Des «packs découvert» dont le prix commencent à  moins de 50 DH par mois permettent de ne plus payer les intérêts sur les dépassements. Pour le découvert normal, les taux peuvent atteindre plus de 14%.

Le taux maximum des intérêts conventionnels a été fixé par Bank Al-Maghrib à 14,38% pour la période allant du 1er avril 2015 au 31 mars 2016. Il est resté en quasi-stagnation par rapport à la période précédente (14,39%), sachant que sur les dix dernières années, il n’a jamais été en dessous de 14%. Ce taux correspond au plafond que peut facturer un établissement de crédit à ses clients dans le cadre d’un prêt, frais et commissions compris.
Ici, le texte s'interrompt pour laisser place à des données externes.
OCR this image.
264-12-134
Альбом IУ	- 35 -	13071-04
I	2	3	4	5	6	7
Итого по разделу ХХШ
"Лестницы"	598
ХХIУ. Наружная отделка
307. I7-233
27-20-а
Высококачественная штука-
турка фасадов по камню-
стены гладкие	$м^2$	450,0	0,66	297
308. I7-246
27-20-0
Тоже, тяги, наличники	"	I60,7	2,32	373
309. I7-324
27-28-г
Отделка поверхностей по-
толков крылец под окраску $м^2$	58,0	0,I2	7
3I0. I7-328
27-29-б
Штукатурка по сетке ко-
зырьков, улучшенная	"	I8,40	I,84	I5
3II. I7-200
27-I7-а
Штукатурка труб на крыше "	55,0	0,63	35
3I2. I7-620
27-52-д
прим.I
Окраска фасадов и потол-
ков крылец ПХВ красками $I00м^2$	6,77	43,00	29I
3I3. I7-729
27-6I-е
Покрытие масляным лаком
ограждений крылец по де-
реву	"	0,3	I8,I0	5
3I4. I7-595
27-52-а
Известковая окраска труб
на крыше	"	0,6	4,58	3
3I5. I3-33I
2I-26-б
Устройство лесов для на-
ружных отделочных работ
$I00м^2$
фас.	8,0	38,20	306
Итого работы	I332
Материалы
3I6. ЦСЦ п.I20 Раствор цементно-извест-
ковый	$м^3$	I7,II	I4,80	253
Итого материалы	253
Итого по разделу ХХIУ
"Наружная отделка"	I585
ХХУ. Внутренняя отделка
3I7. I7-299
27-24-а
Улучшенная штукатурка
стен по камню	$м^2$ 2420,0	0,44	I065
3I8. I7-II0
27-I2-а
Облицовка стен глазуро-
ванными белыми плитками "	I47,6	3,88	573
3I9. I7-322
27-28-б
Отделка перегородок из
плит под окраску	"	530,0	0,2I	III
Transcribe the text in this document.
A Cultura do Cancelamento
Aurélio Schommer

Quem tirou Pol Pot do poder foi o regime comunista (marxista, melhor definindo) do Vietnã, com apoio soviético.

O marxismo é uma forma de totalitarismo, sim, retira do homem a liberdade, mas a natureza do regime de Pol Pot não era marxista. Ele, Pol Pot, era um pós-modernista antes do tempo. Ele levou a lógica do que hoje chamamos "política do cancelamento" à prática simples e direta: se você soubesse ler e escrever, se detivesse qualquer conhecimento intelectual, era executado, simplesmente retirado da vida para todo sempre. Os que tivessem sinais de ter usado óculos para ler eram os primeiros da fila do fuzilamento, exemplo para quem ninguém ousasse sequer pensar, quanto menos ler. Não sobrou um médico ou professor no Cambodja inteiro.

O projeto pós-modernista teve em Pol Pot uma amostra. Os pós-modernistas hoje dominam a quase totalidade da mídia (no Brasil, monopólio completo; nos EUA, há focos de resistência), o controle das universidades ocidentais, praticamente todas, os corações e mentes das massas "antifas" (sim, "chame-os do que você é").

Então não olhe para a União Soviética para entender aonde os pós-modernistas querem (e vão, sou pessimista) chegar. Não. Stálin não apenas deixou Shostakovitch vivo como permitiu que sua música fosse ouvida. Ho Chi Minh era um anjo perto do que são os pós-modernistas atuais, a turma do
Dans la plupart des cas, ce seuil n’est pas atteint vu que le gros des crédits est assorti de taux d’intérêts inférieurs à un seul chiffre. Chez les banques, et selon la dernière enquête de la Banque centrale sur les taux débiteurs relative au quatrième trimestre 2014, le taux moyen des crédits de trésorerie est ressorti à 6,08%, celui des crédits à la consommation à 7,17%, celui des crédits immobiliers à 6,05% et le taux moyen des crédits d’investissement à 5,42%. Chez les sociétés de financement, les taux peuvent également être en dessous de 10%, que ce soit pour le prêt personnel ou le crédit auto, compte tenu de la concurrence qui sévit dans le secteur.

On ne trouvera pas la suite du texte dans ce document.